Korean Grammar – Conjecture
We have seen a lot of way how to express conjecture in Korean, it is time to do a recap and go over the major differences between the various ways to express your suppositions. Remember while all these grammar patterns are ways to express conjecture, they are all different with their own unique uses.
Here we won’t be going into how you ‘conjugate’ using the conjecture grammar patterns. We will be going over the major differences in meaning of them. If you want to know how to attach them to words, simply go to each page.
The Intuitive Conjecture: -겠다
The first supposition grammar pattern is -겠다, which is used for intuitive, near instantaneously formed supposition. It is used when you make a supposition without a real basis that makes you think your supposition true except your first impression.
Let’s go over a few scenarios:
- Imagine you are in a restaurant and the waiter just brought your main course which seems delicious. Without taking a bite, you can say: “맛있겠어요” or “It looks delicious”.
- Imagine you are walking down the street and you see a poster of a recently released movie. You can then point to the poster and proclaim: “재미있겠어요” or It looks interesting.”
Both examples share one common element: The reactions are instantaneous and based solely on a first impression.

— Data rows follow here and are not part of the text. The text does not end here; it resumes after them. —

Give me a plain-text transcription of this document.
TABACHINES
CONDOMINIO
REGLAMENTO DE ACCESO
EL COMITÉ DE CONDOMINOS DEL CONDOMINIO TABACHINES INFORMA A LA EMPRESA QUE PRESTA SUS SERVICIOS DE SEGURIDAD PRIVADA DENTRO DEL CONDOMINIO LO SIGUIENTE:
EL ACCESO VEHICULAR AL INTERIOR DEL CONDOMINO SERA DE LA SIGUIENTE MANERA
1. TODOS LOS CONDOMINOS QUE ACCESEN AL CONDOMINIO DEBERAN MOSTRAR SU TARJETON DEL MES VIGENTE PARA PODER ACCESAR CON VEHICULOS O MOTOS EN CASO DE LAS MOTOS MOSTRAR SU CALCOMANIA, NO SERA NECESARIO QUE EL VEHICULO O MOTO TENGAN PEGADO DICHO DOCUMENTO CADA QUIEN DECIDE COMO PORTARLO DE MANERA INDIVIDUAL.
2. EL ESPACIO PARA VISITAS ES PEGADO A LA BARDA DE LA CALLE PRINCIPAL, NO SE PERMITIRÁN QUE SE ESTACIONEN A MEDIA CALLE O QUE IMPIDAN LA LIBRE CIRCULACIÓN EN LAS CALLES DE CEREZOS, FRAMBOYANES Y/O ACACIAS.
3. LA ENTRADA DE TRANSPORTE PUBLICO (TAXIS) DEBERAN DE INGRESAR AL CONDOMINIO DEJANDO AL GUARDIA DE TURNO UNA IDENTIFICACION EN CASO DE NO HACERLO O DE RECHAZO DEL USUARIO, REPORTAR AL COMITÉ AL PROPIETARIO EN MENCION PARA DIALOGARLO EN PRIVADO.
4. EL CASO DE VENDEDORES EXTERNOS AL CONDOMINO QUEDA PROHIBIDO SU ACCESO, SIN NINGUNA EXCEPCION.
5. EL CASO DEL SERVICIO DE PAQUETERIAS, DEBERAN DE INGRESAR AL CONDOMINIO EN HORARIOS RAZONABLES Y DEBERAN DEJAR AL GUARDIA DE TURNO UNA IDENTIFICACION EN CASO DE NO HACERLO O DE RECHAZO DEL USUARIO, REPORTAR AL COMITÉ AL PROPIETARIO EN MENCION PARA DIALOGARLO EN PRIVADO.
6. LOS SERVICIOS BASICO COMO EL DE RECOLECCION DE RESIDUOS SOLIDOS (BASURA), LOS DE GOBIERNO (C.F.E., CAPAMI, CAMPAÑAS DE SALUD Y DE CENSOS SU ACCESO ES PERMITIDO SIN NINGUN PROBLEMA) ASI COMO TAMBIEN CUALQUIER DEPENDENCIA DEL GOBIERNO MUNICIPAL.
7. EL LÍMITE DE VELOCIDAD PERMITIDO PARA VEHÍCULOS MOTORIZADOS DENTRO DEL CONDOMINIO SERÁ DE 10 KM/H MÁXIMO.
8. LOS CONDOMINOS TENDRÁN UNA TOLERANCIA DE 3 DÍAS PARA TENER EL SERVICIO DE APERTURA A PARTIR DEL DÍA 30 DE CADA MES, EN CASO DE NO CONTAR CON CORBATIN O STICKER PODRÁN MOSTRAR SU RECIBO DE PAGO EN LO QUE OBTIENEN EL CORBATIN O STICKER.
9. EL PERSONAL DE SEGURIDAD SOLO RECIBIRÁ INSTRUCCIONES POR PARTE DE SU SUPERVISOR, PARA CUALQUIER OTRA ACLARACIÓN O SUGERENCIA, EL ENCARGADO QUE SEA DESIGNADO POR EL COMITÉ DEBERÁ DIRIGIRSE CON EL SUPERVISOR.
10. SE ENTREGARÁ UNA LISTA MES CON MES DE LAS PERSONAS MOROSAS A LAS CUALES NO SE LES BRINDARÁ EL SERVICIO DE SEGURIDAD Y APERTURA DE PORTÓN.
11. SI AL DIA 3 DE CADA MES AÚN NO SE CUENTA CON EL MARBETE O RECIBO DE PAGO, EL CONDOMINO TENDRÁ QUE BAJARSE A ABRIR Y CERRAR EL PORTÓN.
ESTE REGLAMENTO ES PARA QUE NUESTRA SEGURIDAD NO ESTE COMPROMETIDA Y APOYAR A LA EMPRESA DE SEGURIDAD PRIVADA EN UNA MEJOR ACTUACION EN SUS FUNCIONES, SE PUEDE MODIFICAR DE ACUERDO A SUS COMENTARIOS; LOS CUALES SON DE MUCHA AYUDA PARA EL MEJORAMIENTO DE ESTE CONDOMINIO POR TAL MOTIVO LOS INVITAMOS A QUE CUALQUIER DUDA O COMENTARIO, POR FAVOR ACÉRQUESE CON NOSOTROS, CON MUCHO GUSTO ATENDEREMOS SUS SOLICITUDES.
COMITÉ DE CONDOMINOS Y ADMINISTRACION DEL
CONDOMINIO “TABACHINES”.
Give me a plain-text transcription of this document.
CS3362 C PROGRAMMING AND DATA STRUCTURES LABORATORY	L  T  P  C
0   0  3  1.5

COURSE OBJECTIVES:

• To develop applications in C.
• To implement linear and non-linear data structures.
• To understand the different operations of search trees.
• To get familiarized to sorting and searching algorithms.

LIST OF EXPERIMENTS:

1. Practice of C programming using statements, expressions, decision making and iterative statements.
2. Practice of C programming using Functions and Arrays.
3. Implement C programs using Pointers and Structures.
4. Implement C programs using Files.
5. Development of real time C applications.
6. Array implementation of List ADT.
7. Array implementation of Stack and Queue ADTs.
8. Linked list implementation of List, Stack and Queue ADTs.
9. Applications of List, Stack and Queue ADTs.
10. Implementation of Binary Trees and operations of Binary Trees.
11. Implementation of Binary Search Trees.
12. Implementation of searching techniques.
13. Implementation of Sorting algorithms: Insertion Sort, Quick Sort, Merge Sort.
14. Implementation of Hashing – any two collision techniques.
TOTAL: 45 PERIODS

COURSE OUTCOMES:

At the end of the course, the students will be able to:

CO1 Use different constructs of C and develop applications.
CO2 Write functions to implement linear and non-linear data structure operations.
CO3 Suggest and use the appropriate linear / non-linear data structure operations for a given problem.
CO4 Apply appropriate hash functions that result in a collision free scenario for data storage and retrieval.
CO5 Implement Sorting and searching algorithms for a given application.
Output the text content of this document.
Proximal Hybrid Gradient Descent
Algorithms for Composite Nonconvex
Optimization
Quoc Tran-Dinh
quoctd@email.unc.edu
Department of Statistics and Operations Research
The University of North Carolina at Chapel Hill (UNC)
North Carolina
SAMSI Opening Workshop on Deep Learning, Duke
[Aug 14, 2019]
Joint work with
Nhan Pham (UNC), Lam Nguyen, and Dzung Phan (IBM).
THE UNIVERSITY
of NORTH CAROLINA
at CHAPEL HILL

The Informed Conjecture: -(으)ㄹ 거예요
Next up is the conjecture pattern -(으)ㄹ 거예요. You use this grammar pattern to express your suppositions you make based on information you already know. The information is either obtained true personal knowledge or careful consideration of what you can see or hear at that moment. You are though more certain about the truthfulness of your supposition because of that information.
Let’s go over a scenarios:
- A) 식당의 음식이 맛있을까요?
B) 손님이 많으니까 음식이 맛있을 거예요.
- A) 댄 씨에게 CD를 주면 좋아할까요?
B) 매일 음악을 들으면서 다니니까 좋아할 거예요.
In the first scenario you are pretty sure the food at the restaurant will be good. You think so because you see a lot of customers. You base your supposition on something you have observed and thus use -(으)ㄹ 거예요. In the second you answer Dan will enjoy getting a CD because he listens to it every day when going to work. You give your thoughts based on your knowledge and thus you use -(으)ㄹ 거예요 too.
The Subjective Conjecture: -(으)ㄴ/는/(으)ㄹ 것 같다
The third pattern is -(으)ㄴ/는/(으)ㄹ 것 같다. This conjecture pattern is a kind that is between the intuitive -겠다 and the informed -(으)ㄹ 거예요. Conjectures expressed with -(으)ㄴ/는/(으)ㄹ 것 같다 are intuitive, but unlike -겠다 not instantaneous as you still take time to carefully consider your thought before expressing it.
Let’s go over a few scenarios:
- 지금 비가 오는 것 같아요.
- 오늘 댄 씨는 기분이 좋은 것 같아요.
The first sentence is an intuitive, yet still based on an observation. You think it is raining because you see people leaving with rain coats and umbrellas. The second is similar because Dan is all smiles the entire day, you make the supposition he is in a good mood.
Choosing the right conjecture pattern can be difficult sometimes. However, there is a simple solution for that problem. When you doubt whether you can use either -겠다 or -(으)ㄹ 거예요, you can simply use -(으)ㄴ/는/(으)ㄹ 것 같다! The middle road is often a good alternative when in doubt.
The Conjecture Question: -(으)ㄹ까요
The last conjecture pattern we need to discuss is -(으)ㄹ까요. This pattern is a bit different from the rest though and is why I gave it a special place at the end of this article. Unlike the previous grammar pattern, -(으)ㄹ까요 is used interrogatively. You make a supposition in question form either in your mind or to someone else to hear his thoughts on it.
When you use it as a question, the other person will answer most likely with either -(으)ㄴ/는/(으)ㄹ 것 같다 or -(으)ㄹ 거예요; depending on how certain he or she is about their supposition. Those two are not exclusive, other verb endings can be used as well.
Let’s see an example:
- A: 요즘 꽃을 비쌀까요?
B: 졸업 테니까 비쌀 거예요.
Here we ask whether the listener thinks flowers will be expensive at the moment. He or she responds she suppose they will be expensive because it is graduation time.